Ülkemizde de benzer süreçler yaşanmıştır. Seksenli yılların başından itibaren (bu yana) uygulamaya konan neoliberal ekonomik politikalar kamusal ekonominin ve sosyal devletin zayıflatılmasına, üst üste yaşanan ekonomik bunalımlar ise diğer etkenlerle birleşerek toplumsal huzur ve barışın bozulmasına yol açmıştır. Böyle bir süreçte toplumun hak, hukuk, adalet beklenti ve talebi (istemi) daha da yükselmiş; çeşitli toplum kesimleri açık bir biçimde direnç göstermeye başlamıştır. 2013 Gezi olayları bu direncin zirvesidir (doruğudur). Dünyada olduğu gibi ülkemizde de bu tür hareketler en sert ve hukuksuz bir biçimde bastırılmıştır.
HUKUKUN PAYI
Temel hak ve özgürlüklerin güvencesi ve demokrasinin gereği olan güçler ayrılığı ilkesi, 2017 anayasa değişikliği ile ortadan kaldırılmış, yasama organı (TBMM) siyasal partiler ve seçim yasalarındaki düzenlemelerle, yargı kurumları ise Hâkimler ve Savcılar Kurulu’nun (HSK) yeni yapısıyla (üyelerinin büyük çoğunluğunun doğrudan ve dolaylı yollarla partili cumhurbaşkanı tarafından belirlenmesi) adeta yürütme organına (Cumhurbaşkanlığı) bağlanmıştır. Böylece anayasada yer alan hukuk devleti ve yargı bağımsızlığı ilkeleri, yaşanan bir dizi hukuksuzluk ve yargısal uygulamalarla anlamsız duruma getirilmiştir.
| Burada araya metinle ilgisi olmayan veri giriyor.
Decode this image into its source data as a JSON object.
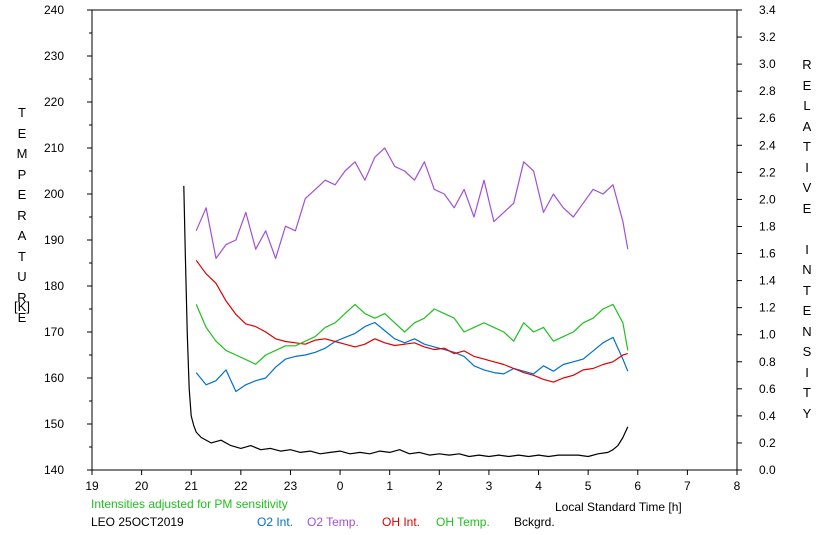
{
  "chart_data": {
    "type": "line",
    "title": "",
    "xlabel": "Local Standard Time [h]",
    "ylabel_left": "TEMPERATURE",
    "ylabel_left_unit": "[K]",
    "ylabel_right": "RELATIVE INTENSITY",
    "xlim": [
      19,
      32
    ],
    "x_tick_labels": [
      "19",
      "20",
      "21",
      "22",
      "23",
      "0",
      "1",
      "2",
      "3",
      "4",
      "5",
      "6",
      "7",
      "8"
    ],
    "ylim_left": [
      140,
      240
    ],
    "y_left_ticks": [
      "140",
      "150",
      "160",
      "170",
      "180",
      "190",
      "200",
      "210",
      "220",
      "230",
      "240"
    ],
    "ylim_right": [
      0.0,
      3.4
    ],
    "y_right_ticks": [
      "0.0",
      "0.2",
      "0.4",
      "0.6",
      "0.8",
      "1.0",
      "1.2",
      "1.4",
      "1.6",
      "1.8",
      "2.0",
      "2.2",
      "2.4",
      "2.6",
      "2.8",
      "3.0",
      "3.2",
      "3.4"
    ],
    "note": "Intensities adjusted for PM sensitivity",
    "station": "LEO 25OCT2019",
    "legend_position": "bottom",
    "grid": false,
    "series": [
      {
        "name": "O2 Int.",
        "axis": "right",
        "color": "#0070d0",
        "x": [
          21.1,
          21.3,
          21.5,
          21.7,
          21.9,
          22.1,
          22.3,
          22.5,
          22.7,
          22.9,
          23.1,
          23.3,
          23.5,
          23.7,
          23.9,
          24.1,
          24.3,
          24.5,
          24.7,
          24.9,
          25.1,
          25.3,
          25.5,
          25.7,
          25.9,
          26.1,
          26.3,
          26.5,
          26.7,
          26.9,
          27.1,
          27.3,
          27.5,
          27.7,
          27.9,
          28.1,
          28.3,
          28.5,
          28.7,
          28.9,
          29.1,
          29.3,
          29.5,
          29.7,
          29.8
        ],
        "y": [
          0.72,
          0.63,
          0.66,
          0.74,
          0.58,
          0.63,
          0.66,
          0.68,
          0.76,
          0.82,
          0.84,
          0.85,
          0.87,
          0.9,
          0.95,
          0.98,
          1.01,
          1.06,
          1.09,
          1.03,
          0.97,
          0.94,
          0.97,
          0.93,
          0.91,
          0.89,
          0.87,
          0.84,
          0.77,
          0.74,
          0.72,
          0.71,
          0.75,
          0.73,
          0.71,
          0.77,
          0.73,
          0.78,
          0.8,
          0.82,
          0.88,
          0.94,
          0.98,
          0.82,
          0.73
        ]
      },
      {
        "name": "O2 Temp.",
        "axis": "left",
        "color": "#a050d8",
        "x": [
          21.1,
          21.3,
          21.5,
          21.7,
          21.9,
          22.1,
          22.3,
          22.5,
          22.7,
          22.9,
          23.1,
          23.3,
          23.5,
          23.7,
          23.9,
          24.1,
          24.3,
          24.5,
          24.7,
          24.9,
          25.1,
          25.3,
          25.5,
          25.7,
          25.9,
          26.1,
          26.3,
          26.5,
          26.7,
          26.9,
          27.1,
          27.3,
          27.5,
          27.7,
          27.9,
          28.1,
          28.3,
          28.5,
          28.7,
          28.9,
          29.1,
          29.3,
          29.5,
          29.7,
          29.8
        ],
        "y": [
          192,
          197,
          186,
          189,
          190,
          196,
          188,
          192,
          186,
          193,
          192,
          199,
          201,
          203,
          202,
          205,
          207,
          203,
          208,
          210,
          206,
          205,
          203,
          207,
          201,
          200,
          197,
          201,
          195,
          203,
          194,
          196,
          198,
          207,
          205,
          196,
          200,
          197,
          195,
          198,
          201,
          200,
          202,
          194,
          188
        ]
      },
      {
        "name": "OH Int.",
        "axis": "right",
        "color": "#e00000",
        "x": [
          21.1,
          21.3,
          21.5,
          21.7,
          21.9,
          22.1,
          22.3,
          22.5,
          22.7,
          22.9,
          23.1,
          23.3,
          23.5,
          23.7,
          23.9,
          24.1,
          24.3,
          24.5,
          24.7,
          24.9,
          25.1,
          25.3,
          25.5,
          25.7,
          25.9,
          26.1,
          26.3,
          26.5,
          26.7,
          26.9,
          27.1,
          27.3,
          27.5,
          27.7,
          27.9,
          28.1,
          28.3,
          28.5,
          28.7,
          28.9,
          29.1,
          29.3,
          29.5,
          29.7,
          29.8
        ],
        "y": [
          1.55,
          1.45,
          1.38,
          1.25,
          1.15,
          1.08,
          1.06,
          1.02,
          0.97,
          0.95,
          0.94,
          0.93,
          0.96,
          0.97,
          0.95,
          0.93,
          0.91,
          0.93,
          0.97,
          0.94,
          0.92,
          0.93,
          0.94,
          0.91,
          0.89,
          0.9,
          0.86,
          0.88,
          0.84,
          0.82,
          0.8,
          0.78,
          0.75,
          0.72,
          0.7,
          0.67,
          0.65,
          0.68,
          0.7,
          0.74,
          0.75,
          0.78,
          0.8,
          0.85,
          0.86
        ]
      },
      {
        "name": "OH Temp.",
        "axis": "left",
        "color": "#20c020",
        "x": [
          21.1,
          21.3,
          21.5,
          21.7,
          21.9,
          22.1,
          22.3,
          22.5,
          22.7,
          22.9,
          23.1,
          23.3,
          23.5,
          23.7,
          23.9,
          24.1,
          24.3,
          24.5,
          24.7,
          24.9,
          25.1,
          25.3,
          25.5,
          25.7,
          25.9,
          26.1,
          26.3,
          26.5,
          26.7,
          26.9,
          27.1,
          27.3,
          27.5,
          27.7,
          27.9,
          28.1,
          28.3,
          28.5,
          28.7,
          28.9,
          29.1,
          29.3,
          29.5,
          29.7,
          29.8
        ],
        "y": [
          176,
          171,
          168,
          166,
          165,
          164,
          163,
          165,
          166,
          167,
          167,
          168,
          169,
          171,
          172,
          174,
          176,
          174,
          173,
          174,
          172,
          170,
          172,
          173,
          175,
          174,
          173,
          170,
          171,
          172,
          171,
          170,
          168,
          172,
          170,
          171,
          168,
          169,
          170,
          172,
          173,
          175,
          176,
          172,
          166
        ]
      },
      {
        "name": "Bckgrd.",
        "axis": "right",
        "color": "#000000",
        "x": [
          20.85,
          20.88,
          20.92,
          20.96,
          21.0,
          21.05,
          21.1,
          21.2,
          21.4,
          21.6,
          21.8,
          22.0,
          22.2,
          22.4,
          22.6,
          22.8,
          23.0,
          23.2,
          23.4,
          23.6,
          23.8,
          24.0,
          24.2,
          24.4,
          24.6,
          24.8,
          25.0,
          25.2,
          25.4,
          25.6,
          25.8,
          26.0,
          26.2,
          26.4,
          26.6,
          26.8,
          27.0,
          27.2,
          27.4,
          27.6,
          27.8,
          28.0,
          28.2,
          28.4,
          28.6,
          28.8,
          29.0,
          29.2,
          29.4,
          29.5,
          29.6,
          29.7,
          29.8
        ],
        "y": [
          2.1,
          1.6,
          1.0,
          0.6,
          0.4,
          0.33,
          0.28,
          0.24,
          0.2,
          0.22,
          0.18,
          0.16,
          0.18,
          0.15,
          0.16,
          0.14,
          0.15,
          0.13,
          0.14,
          0.12,
          0.13,
          0.14,
          0.12,
          0.13,
          0.12,
          0.14,
          0.13,
          0.15,
          0.12,
          0.13,
          0.11,
          0.12,
          0.11,
          0.12,
          0.1,
          0.11,
          0.1,
          0.11,
          0.1,
          0.11,
          0.1,
          0.11,
          0.1,
          0.11,
          0.11,
          0.11,
          0.1,
          0.12,
          0.13,
          0.15,
          0.18,
          0.24,
          0.32
        ]
      }
    ]
  }
}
Bu bağlamda, anayasa hükümlerinin bağlayıcılığı ve üstünlüğü ilkesi bir yana itilerek Avrupa İnsan Hakları Mahkemesi ve Anayasa Mahkemesi kararlarının uygulanmadığı (Örneğin Atalay, Demirtaş, Kavala davaları) kişiye göre yargısal uygulamaların yapıldığı (İmamoğlu davası örneği), liyakatin önemsenmediği (örneğin Fidan’ın AYM üyeliği), ölçüsüz tutuklamaların (örneğin Dilruba Kayserilioğlu olayı) ve temel insan haklarına aykırı gözaltıların (Esenyurt Belediye Başkanı Ahmet Özer örneği) yaşandığı bir hukuk ve yargı düzeni (AS: düzensizliği!) oluşturuldu.
- Açıktır ki; ülkede hukuk devleti, yargı bağımsızlığı ve hukuk güvenliğinden
söz etme olanağı artık kalmamıştır.
Neoliberalizmin yarım yüzyıllık uygulaması sonunda hukukun payına düşen maalesef araçsallaştırılmış (AS: alet edilmiş!) bir yargı düzeni olmuştur.